Ride Sharing Services and Insurance
Posted on March 2014
Typically, when you think of a cab, you think of a yellow car or van with a taxi sign on top, but that image may not be the same for very much longer. The sources of transportation are increasing as a new wave of “independent” cab drivers affiliated with ride sharing services like Uber and Lyft are allowing individuals to earn money by using their personal vehicles to pick up “fares”.
These ride sharing services are not only giving traditional cab drivers a run for their money, but are causing concerns about the regulation of these services. Regulated taxi services have rules in place to designate policies for charging fares, resolving complaints, and insurance coverage. These services are not regulated like traditional taxis. Traditional cabs are generally required to carry insurance to protect against liability that could arise from motor vehicle accident injuries that involve passengers, pedestrians, and people in other vehicles.
Ride sharing services do have insurance but there have already been incidents that illustrate the concern for regulating ride sharing services.
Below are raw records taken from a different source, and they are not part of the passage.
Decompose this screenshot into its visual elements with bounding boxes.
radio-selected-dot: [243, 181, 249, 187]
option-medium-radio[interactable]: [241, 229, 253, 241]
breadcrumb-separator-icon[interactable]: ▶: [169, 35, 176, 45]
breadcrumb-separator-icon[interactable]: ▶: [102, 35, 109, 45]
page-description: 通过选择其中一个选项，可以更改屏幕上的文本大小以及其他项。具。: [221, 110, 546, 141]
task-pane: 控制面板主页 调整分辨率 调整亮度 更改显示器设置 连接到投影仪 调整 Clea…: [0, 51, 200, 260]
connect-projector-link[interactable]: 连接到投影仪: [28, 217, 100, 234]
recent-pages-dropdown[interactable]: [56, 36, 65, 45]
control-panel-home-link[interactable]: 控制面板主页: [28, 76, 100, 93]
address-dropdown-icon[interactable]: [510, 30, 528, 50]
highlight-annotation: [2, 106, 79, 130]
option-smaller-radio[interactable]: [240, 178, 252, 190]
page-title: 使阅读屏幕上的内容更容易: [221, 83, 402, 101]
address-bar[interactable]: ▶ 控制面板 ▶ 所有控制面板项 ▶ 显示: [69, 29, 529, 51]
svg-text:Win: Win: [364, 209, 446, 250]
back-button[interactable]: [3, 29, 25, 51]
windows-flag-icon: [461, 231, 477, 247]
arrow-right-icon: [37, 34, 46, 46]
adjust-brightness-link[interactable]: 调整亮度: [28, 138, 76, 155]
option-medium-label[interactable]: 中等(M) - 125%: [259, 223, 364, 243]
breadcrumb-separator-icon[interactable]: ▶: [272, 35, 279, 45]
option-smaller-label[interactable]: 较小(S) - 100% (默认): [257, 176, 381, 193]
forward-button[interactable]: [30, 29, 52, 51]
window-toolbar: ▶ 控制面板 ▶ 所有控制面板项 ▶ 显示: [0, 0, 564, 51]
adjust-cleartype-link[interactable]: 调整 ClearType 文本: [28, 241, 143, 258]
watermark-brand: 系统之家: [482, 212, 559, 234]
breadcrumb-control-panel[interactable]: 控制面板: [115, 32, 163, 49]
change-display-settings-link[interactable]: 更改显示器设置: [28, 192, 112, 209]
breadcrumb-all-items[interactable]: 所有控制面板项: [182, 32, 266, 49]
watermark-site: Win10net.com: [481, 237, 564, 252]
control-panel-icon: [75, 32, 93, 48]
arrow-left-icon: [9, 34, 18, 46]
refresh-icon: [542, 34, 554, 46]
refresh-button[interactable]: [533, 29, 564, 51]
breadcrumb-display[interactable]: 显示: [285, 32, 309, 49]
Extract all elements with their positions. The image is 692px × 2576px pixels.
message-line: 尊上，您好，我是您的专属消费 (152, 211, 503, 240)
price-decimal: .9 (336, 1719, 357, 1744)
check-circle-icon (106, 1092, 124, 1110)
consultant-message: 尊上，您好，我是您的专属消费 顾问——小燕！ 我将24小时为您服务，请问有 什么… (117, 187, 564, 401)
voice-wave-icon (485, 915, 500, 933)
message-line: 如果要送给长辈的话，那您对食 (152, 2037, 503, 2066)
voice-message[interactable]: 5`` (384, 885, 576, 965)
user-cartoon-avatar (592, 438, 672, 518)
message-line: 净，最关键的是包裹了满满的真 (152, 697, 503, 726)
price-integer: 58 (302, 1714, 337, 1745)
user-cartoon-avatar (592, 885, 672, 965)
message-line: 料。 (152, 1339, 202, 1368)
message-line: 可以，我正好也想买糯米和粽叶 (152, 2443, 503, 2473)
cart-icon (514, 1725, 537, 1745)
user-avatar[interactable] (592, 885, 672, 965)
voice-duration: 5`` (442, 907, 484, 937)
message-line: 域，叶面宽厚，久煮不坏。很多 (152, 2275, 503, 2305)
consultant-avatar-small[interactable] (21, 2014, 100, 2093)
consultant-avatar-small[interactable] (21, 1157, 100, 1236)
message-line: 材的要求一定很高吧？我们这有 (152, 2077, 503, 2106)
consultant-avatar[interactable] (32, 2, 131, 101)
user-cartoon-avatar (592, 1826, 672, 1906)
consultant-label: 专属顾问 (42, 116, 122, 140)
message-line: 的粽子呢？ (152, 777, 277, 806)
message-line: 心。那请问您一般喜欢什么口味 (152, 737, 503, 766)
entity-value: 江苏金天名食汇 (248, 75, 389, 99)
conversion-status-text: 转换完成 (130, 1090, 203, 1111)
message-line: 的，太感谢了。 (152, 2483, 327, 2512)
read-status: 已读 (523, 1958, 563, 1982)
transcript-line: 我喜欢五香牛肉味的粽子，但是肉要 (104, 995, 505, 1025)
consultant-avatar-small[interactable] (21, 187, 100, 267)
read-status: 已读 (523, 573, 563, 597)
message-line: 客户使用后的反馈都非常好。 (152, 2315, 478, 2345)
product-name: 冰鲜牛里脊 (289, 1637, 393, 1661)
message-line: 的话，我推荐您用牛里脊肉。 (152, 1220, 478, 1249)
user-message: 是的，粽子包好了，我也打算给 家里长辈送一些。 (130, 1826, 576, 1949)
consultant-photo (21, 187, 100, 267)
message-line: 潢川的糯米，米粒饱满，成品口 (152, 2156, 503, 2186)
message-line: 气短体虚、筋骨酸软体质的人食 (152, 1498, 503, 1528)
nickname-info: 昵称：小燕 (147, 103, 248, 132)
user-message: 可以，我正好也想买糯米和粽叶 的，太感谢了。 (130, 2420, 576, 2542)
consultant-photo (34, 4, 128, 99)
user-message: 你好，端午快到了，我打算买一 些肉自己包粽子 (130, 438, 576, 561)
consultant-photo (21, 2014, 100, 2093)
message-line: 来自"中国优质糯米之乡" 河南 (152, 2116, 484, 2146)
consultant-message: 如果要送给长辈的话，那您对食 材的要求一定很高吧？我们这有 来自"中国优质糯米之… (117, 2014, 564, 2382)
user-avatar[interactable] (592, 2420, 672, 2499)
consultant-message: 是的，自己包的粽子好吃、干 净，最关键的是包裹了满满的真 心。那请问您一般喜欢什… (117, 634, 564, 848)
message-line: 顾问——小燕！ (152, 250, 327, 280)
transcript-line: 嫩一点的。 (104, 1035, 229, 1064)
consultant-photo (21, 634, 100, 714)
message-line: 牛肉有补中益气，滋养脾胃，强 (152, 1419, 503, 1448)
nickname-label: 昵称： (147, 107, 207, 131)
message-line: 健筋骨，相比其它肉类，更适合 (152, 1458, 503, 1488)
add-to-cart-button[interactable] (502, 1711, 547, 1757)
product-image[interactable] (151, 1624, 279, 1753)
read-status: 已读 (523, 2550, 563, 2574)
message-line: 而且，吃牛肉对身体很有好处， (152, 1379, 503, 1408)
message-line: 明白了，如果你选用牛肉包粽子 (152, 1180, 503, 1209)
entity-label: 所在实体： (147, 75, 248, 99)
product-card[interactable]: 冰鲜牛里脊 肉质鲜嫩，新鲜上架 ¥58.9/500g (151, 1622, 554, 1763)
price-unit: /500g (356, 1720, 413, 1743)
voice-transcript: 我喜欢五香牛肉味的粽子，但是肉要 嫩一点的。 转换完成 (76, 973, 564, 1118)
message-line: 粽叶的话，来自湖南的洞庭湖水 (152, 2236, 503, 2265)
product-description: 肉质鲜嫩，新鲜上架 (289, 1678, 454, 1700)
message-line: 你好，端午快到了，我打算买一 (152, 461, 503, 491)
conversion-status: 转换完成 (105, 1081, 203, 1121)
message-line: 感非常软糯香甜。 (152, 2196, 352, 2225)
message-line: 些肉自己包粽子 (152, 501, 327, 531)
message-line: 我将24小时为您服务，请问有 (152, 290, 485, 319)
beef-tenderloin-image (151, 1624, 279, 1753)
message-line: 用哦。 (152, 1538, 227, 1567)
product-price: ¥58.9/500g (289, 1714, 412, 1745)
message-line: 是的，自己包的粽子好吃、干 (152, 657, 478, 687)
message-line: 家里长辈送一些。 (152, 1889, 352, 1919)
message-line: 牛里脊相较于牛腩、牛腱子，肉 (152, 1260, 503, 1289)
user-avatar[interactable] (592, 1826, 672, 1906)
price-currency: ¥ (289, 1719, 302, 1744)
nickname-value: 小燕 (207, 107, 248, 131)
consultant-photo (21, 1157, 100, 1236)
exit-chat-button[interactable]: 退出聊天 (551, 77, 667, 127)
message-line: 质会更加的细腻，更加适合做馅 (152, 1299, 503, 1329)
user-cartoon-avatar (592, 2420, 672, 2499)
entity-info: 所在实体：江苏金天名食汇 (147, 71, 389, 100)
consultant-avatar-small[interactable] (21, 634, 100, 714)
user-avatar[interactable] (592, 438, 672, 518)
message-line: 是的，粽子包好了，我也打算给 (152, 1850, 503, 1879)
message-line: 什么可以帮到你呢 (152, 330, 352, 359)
For instance, a driver of a ride sharing service struck and killed a pedestrian last year. Unfortunately, there was controversy over insurance coverage for the incident because the ride sharing vehicle was in between fares at the time and the insurance agreement did not include coverage for incidents that occurred in between fares.
Since this incident, there have been changes in the ways that ride sharing services are insuring drivers and fares, but the services remain unregulated. As these services gain popularity and continue to operate in more and more places, there will be additional questions about how they should be monitored. It will certainly be interesting to see how different states and cities weigh in on this issue.